>Ok, I admit that I don't have a lot of experience with >shooting strobes. All my previous experience has been shooting >Nikon speedlights, and never for sports. All my previous >rodeo experience is shooting outside. > >However, the barrel...the point of focus in the images...is >tack sharp. If there was camera movement, wouldn't it be >logical that this couldn't be the case?
>1. Tripods are not an option shooting in a rodeo arena.
Understood. I can't use them in my environments either other than the studio.
>2. The most motion blur I had was during the day, esp when the >sun came out on Sunday. However, to shoot w/o flash required >1/640 min shutter to stop action...something that standard >pocket wizard setup won't do.

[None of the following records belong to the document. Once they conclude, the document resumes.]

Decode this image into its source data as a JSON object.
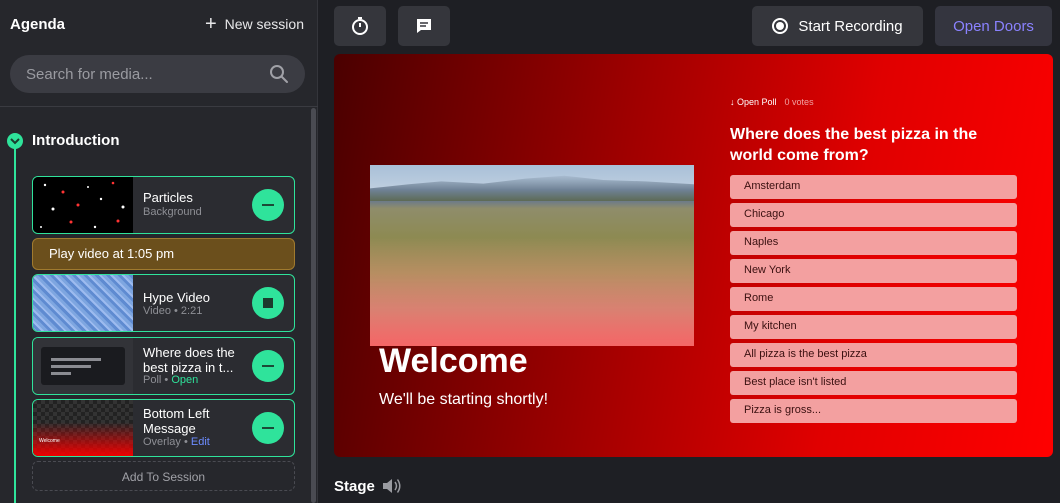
{
  "sidebar": {
    "title": "Agenda",
    "new_session_label": "New session",
    "search_placeholder": "Search for media...",
    "section_title": "Introduction",
    "cards": [
      {
        "title": "Particles",
        "subtitle": "Background"
      },
      {
        "title": "Hype Video",
        "subtitle": "Video • 2:21"
      },
      {
        "title": "Where does the best pizza in t...",
        "subtitle": "Poll •",
        "status": "Open"
      },
      {
        "title": "Bottom Left Message",
        "subtitle": "Overlay •",
        "action": "Edit",
        "thumb_text": "Welcome"
      }
    ],
    "play_banner": "Play video at 1:05 pm",
    "add_label": "Add To Session"
  },
  "toolbar": {
    "record_label": "Start Recording",
    "open_doors_label": "Open Doors"
  },
  "stage": {
    "welcome": "Welcome",
    "subtitle": "We'll be starting shortly!",
    "poll_tag": "Open Poll",
    "poll_votes": "0 votes",
    "poll_question": "Where does the best pizza in the world come from?",
    "poll_options": [
      "Amsterdam",
      "Chicago",
      "Naples",
      "New York",
      "Rome",
      "My kitchen",
      "All pizza is the best pizza",
      "Best place isn't listed",
      "Pizza is gross..."
    ],
    "label": "Stage"
  },
  "colors": {
    "accent": "#2fe39b",
    "open_doors": "#8a82ff",
    "stage_red": "#e00000"
  }
}
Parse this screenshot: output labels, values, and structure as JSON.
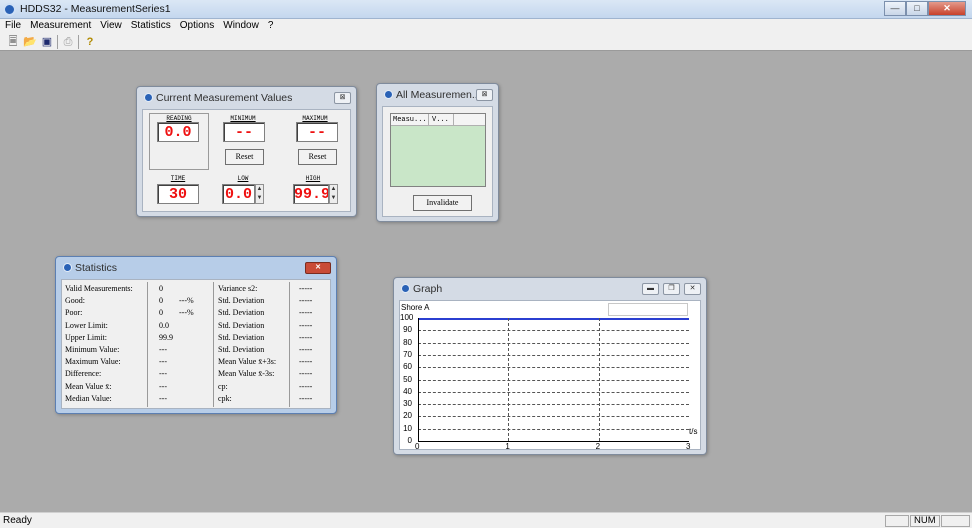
{
  "app": {
    "title": "HDDS32 - MeasurementSeries1"
  },
  "menu": [
    "File",
    "Measurement",
    "View",
    "Statistics",
    "Options",
    "Window",
    "?"
  ],
  "toolbar": {
    "icons": [
      "new-icon",
      "open-icon",
      "save-icon",
      "print-icon",
      "help-icon"
    ]
  },
  "status": {
    "text": "Ready",
    "num": "NUM"
  },
  "current": {
    "title": "Current Measurement Values",
    "close": "⊠",
    "reading_label": "READING",
    "reading_value": "0.0",
    "minimum_label": "MINIMUM",
    "minimum_value": "---.-",
    "maximum_label": "MAXIMUM",
    "maximum_value": "---.-",
    "reset_label": "Reset",
    "time_label": "TIME",
    "time_value": "30",
    "low_label": "LOW",
    "low_value": "0.0",
    "high_label": "HIGH",
    "high_value": "99.9"
  },
  "all": {
    "title": "All Measuremen...",
    "close": "⊠",
    "columns": [
      "Measu...",
      "V..."
    ],
    "invalidate": "Invalidate"
  },
  "stats": {
    "title": "Statistics",
    "left_rows": [
      {
        "label": "Valid Measurements:",
        "value": "0",
        "pct": ""
      },
      {
        "label": "Good:",
        "value": "0",
        "pct": "---%"
      },
      {
        "label": "Poor:",
        "value": "0",
        "pct": "---%"
      },
      {
        "label": "Lower Limit:",
        "value": "0.0",
        "pct": ""
      },
      {
        "label": "Upper Limit:",
        "value": "99.9",
        "pct": ""
      },
      {
        "label": "Minimum Value:",
        "value": "---",
        "pct": ""
      },
      {
        "label": "Maximum Value:",
        "value": "---",
        "pct": ""
      },
      {
        "label": "Difference:",
        "value": "---",
        "pct": ""
      },
      {
        "label": "Mean Value x̄:",
        "value": "---",
        "pct": ""
      },
      {
        "label": "Median Value:",
        "value": "---",
        "pct": ""
      }
    ],
    "right_rows": [
      {
        "label": "Variance s2:",
        "value": "-----"
      },
      {
        "label": "Std. Deviation",
        "value": "-----"
      },
      {
        "label": "Std. Deviation",
        "value": "-----"
      },
      {
        "label": "Std. Deviation",
        "value": "-----"
      },
      {
        "label": "Std. Deviation",
        "value": "-----"
      },
      {
        "label": "Std. Deviation",
        "value": "-----"
      },
      {
        "label": "Mean Value x̄+3s:",
        "value": "-----"
      },
      {
        "label": "Mean Value x̄-3s:",
        "value": "-----"
      },
      {
        "label": "cp:",
        "value": "-----"
      },
      {
        "label": "cpk:",
        "value": "-----"
      }
    ]
  },
  "graph": {
    "title": "Graph",
    "label": "Shore A",
    "y_ticks": [
      "100",
      "90",
      "80",
      "70",
      "60",
      "50",
      "40",
      "30",
      "20",
      "10",
      "0"
    ],
    "x_ticks": [
      "0",
      "1",
      "2",
      "3"
    ],
    "x_unit": "t/s",
    "colors": {
      "limit_line": "#2b3fd1"
    }
  }
}
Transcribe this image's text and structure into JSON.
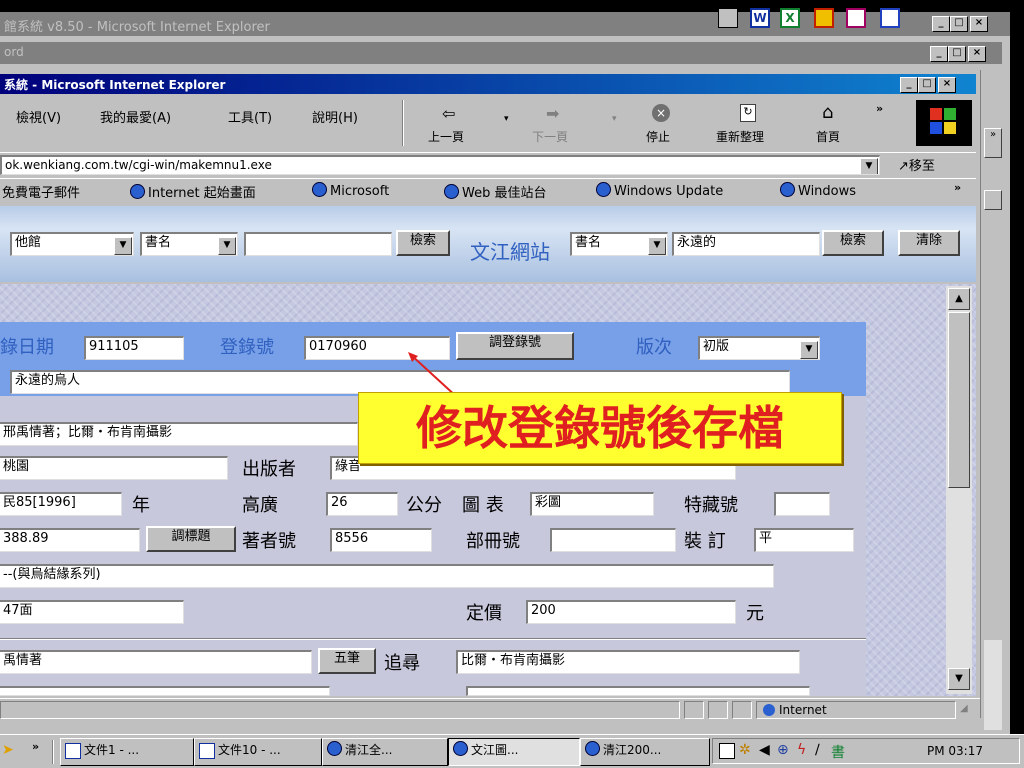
{
  "outer_window": {
    "title": "館系統 v8.50 - Microsoft Internet Explorer"
  },
  "second_window": {
    "title": "ord"
  },
  "ie_window": {
    "title": "系統 - Microsoft Internet Explorer"
  },
  "menu": [
    "檢視(V)",
    "我的最愛(A)",
    "工具(T)",
    "說明(H)"
  ],
  "toolbar": {
    "back": "上一頁",
    "forward": "下一頁",
    "stop": "停止",
    "refresh": "重新整理",
    "home": "首頁"
  },
  "address": {
    "value": "ok.wenkiang.com.tw/cgi-win/makemnu1.exe",
    "go_label": "移至"
  },
  "links": [
    "免費電子郵件",
    "Internet 起始畫面",
    "Microsoft",
    "Web 最佳站台",
    "Windows Update",
    "Windows"
  ],
  "search_bar": {
    "library_select": "他館",
    "field_select": "書名",
    "input_value": "",
    "search_button": "檢索",
    "site_label": "文江網站",
    "site_field_select": "書名",
    "site_input_value": "永遠的",
    "site_search_button": "檢索",
    "clear_button": "清除"
  },
  "form": {
    "reg_date_label": "錄日期",
    "reg_date_value": "911105",
    "reg_no_label": "登錄號",
    "reg_no_value": "0170960",
    "change_reg_button": "調登錄號",
    "edition_label": "版次",
    "edition_value": "初版",
    "title_value": "永遠的烏人",
    "author_value": "邢禹情著；比爾・布肯南攝影",
    "place_value": "桃園",
    "publisher_label": "出版者",
    "publisher_value": "綠音",
    "year_value": "民85[1996]",
    "year_label": "年",
    "height_label": "高廣",
    "height_value": "26",
    "height_unit": "公分",
    "illus_label": "圖 表",
    "illus_value": "彩圖",
    "special_label": "特藏號",
    "special_value": "",
    "class_value": "388.89",
    "change_title_button": "調標題",
    "author_no_label": "著者號",
    "author_no_value": "8556",
    "volume_label": "部冊號",
    "volume_value": "",
    "binding_label": "裝 訂",
    "binding_value": "平",
    "series_value": "--(與烏結緣系列)",
    "pages_value": "47面",
    "price_label": "定價",
    "price_value": "200",
    "price_unit": "元",
    "author2_value": "禹情著",
    "five_button": "五筆",
    "trace_label": "追尋",
    "trace_value": "比爾・布肯南攝影"
  },
  "callout": {
    "text": "修改登錄號後存檔",
    "text_color": "#e02020",
    "bg_color": "#ffff30"
  },
  "status_bar": {
    "zone": "Internet"
  },
  "taskbar": {
    "tasks": [
      "文件1 - ...",
      "文件10 - ...",
      "清江全...",
      "文江圖...",
      "清江200..."
    ],
    "clock": "PM 03:17"
  }
}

Ok, so this is a CRITICAL piece of info. The question here is whether you needed that 1/640 to freeze the rider or freeze YOU. Assuming your comment about the barrel being the point of focus and being tack sharp is correct, then you needed 1/640 to freeze the rider and not you. What is critical here is that you need EXACTLY that same speed under strobes...with your camera.
>3. If there's no camera shake as evidenced by everything else >in the image being sharp, would VR really help?
No, VR would not help.
>4. The strobes aren't mine...but those are the ones I have to >use, unless you wish to contribute to my "buy Tim other >gear" fund. Same with the Flex units. I've been out of >work for 2 years, and sold a lot of stuff to be able to get a >new camera that can do lower light work better than the D200 >can.
>If there is so little to do with the 1/50 of a second >differnce, can you explain how my boss' camera, @ 1/250 of a >second is sharp while my Nikon @ 1/200 is not, when all other >settings are the same? Remember, in both images, the barrel >around which the rider traveled is sharp.
The Paul Buff webpage for the AB1600 (http://www.paulcbuff.com/b1600.php) lists the flash duration at 1/600 of a second for the T1 at full power. Given that you said your camera needed 1/1640 of a second in daylight to freeze action in daylight, the bee is leaving things just a bit short. The fact that the 1Dx can get another 1/50th of a second in this case MAY well be enough to show up the difference. This is an EXTREMELY rare occurance. And one that is EASILY mitigated. Turning the power down even 1/3 of a stop on the Bees will put the flash duration up above 1/800. Easily enough to freeze the action even with you syncing at 1/200.
Again, this is the case where the flash speed of the strobe is NOT sufficient to freeze motion, and is relying on the shutter at least partially, to help freeze motion.
>If I don't have to return it, I'd rather not. I like the >camera for everything else i've done. It's just that, as it >sits right now, I cannot use it for one of the primary reasons >I purchased it, since none of the images I took during the >daylight, using 3 AB1600's, were usable.
This statement is VERY confusing to me. Are you using the Bees as fill during daylight, or are you using them inside where there IS no daylight. These two uses are very different.
>(the ones I took Friday night, using only 2 AB's with small >reflectors, actually came out OK...this is why I think it's an >ambient light issue...that said, I'm limited on the number of >lights we can put in that arena, or that my boss can spare >since she has multiple shows going on each weekend.
More lights shot at lower power greatly help your cause. Fewer lights at max power works against you. What I am not understanding here is why you are using flash at all during the day. If you are using the flash just to get a little fill light, you can essentially ignore the sync rating and shoot at 1/640. The ambient light is overpowering the strobes, the shutter is freezing the action, and you should be good. It is when the strobe begins to overpower ambient that you need to worry about sync speeds.